Do Vendor Business Models Discourage EMR Innovation?

Posted on April 4, 2017 I Written By

Anne Zieger is veteran healthcare consultant and analyst with 20 years of industry experience. Zieger formerly served as editor-in-chief of FierceHealthcare.com and her commentaries have appeared in dozens of international business publications, including Forbes, Business Week and Information Week. She has also contributed content to hundreds of healthcare and health IT organizations, including several Fortune 500 companies. Contact her at @ziegerhealth on Twitter or visit her site at Zieger Healthcare.

Despite the ever-mounting levels of physician frustration, in some ways EMRs have changed little from their mass-market rollout. EMR interfaces are still counterintuitive, data sharing possibilities are limited, important information still lives in isolated silos and endless data entry is the rule rather than exception.

In theory, we could do better if we had a reasonable vision of what should come next. For example, I was intrigued by ideas proposed by Dr. Robert Rowley of Flow Health. He describes a model in which EMRs draw on a single, external data source which isn’t confined to any one organization. Providers would access, download and add data through a modern API.  Given such fluid access to data, providers would be able to create custom front-ends based on a collection of apps, rather than rely on a single vendor-created interface.

Unfortunately, EMR vendors are unlikely to take on a completely different approach like Rowley’s, for reasons inherent to their business model. After all, they have little reason to develop new, innovative EMRs which rely on a different data architecture. Not only that, the costs associated with developing and rolling out a completely new EMR model would probably be very high. And what company would take that chance when their existing “big iron” approach still sells?

Not only that, EMR vendors would risk alienating their customers if they stray too far off the ranch. While an innovative new platform might be attractive to some buyers, it might also be incompatible with their existing technology. And it would probably require both providers and vendors to reinvent workflows and transform their technical architecture.

Meanwhile, in addition to finding a way to pay for the technology, providers would have to figure out how to integrate their existing data into the new system, integrate the platform with its existing infrastructure, retrain the staff and clinicians and cope with reduced productivity for at least a year or two. And what would become of their big data analytics code? Their decision support modules? Even data entry could be a completely new game.

Smaller medical practices could be pushed into bankruptcy if they have to invest in yet another system. Large practices, hospitals and health systems might be able to afford the initial investment and systems integration, but the project would be long and painful. Unless they were extremely confident that it would pay off, they probably wouldn’t risk giving a revolutionary solution a try.
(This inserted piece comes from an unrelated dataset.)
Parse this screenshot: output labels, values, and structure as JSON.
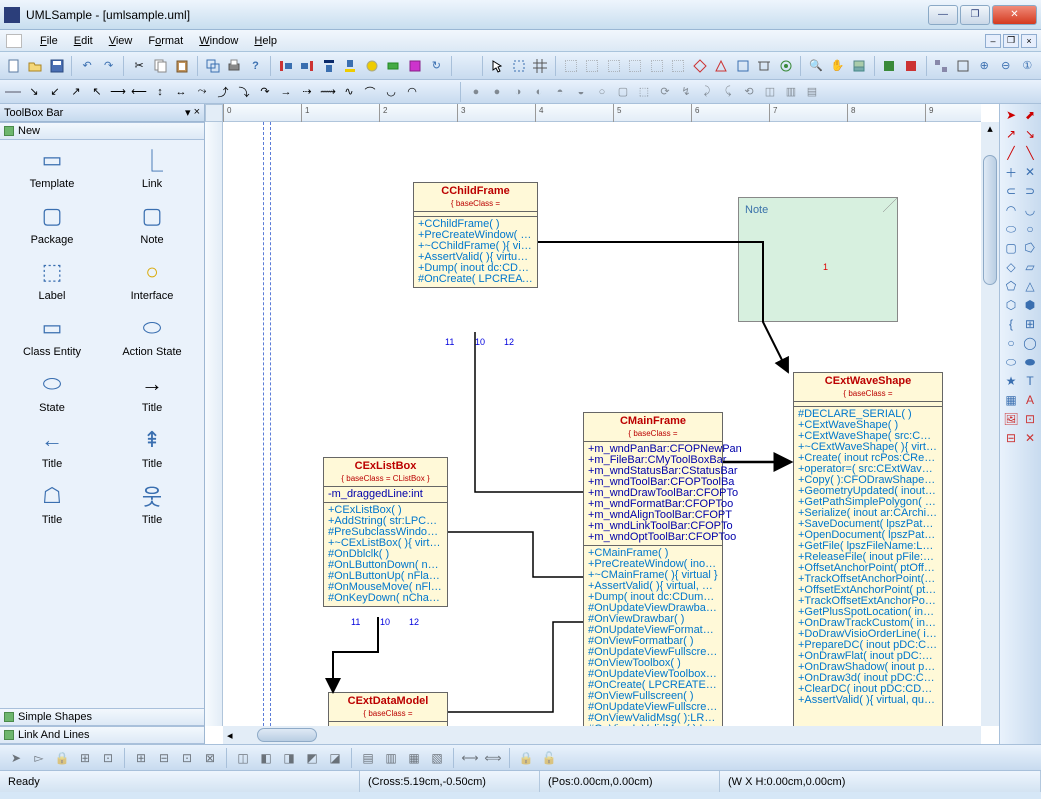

All that being said, there are forces in play which might push vendors to innovate more, and give providers a very strong incentive to try a new approach to patient data management. In particular, the need to improve care coordination and increase patient engagement – driven by the emergence of value-based care – is putting providers under intense pressure. If a new platform could measurably improve their odds of surviving this transition, they might be forced to adopt it.

Right now, providers who can afford to do so are buying freestanding care coordination and patient engagement tools, then integrating them into their existing EMRs. I can certainly see the benefit of doing so, as it brings important functions on board without throwing out the baby with the bathwater. And these organizations aren’t forced to rethink their fundamental technical strategy.

But the truth is, this model is unlikely to serve their needs over the long term. Because it relies on existing technology, welding new functions onto old, clinicians are still forced to grappled with kludgy technology. What’s more, these solutions add another layer to a very shaky pile of cards. And it’s hard to imagine that they’re going to support data interoperability, either.

Ultimately, the healthcare industry is going to be bogged down with short-term concerns until providers and vendors come together and develop a completely new approach to health data. To succeed at changing their health IT platform, they’ll have to rethink the very definition of key issues like ease of use and free data access, care coordination, patient engagement and improved documentation.

I believe that’s going to happen, at some point, perhaps when doctors storm the executive offices of their organization with torches and pitchforks. But I truly hope providers and vendors introduce more effective data management tools than today’s EMRs without getting to that point.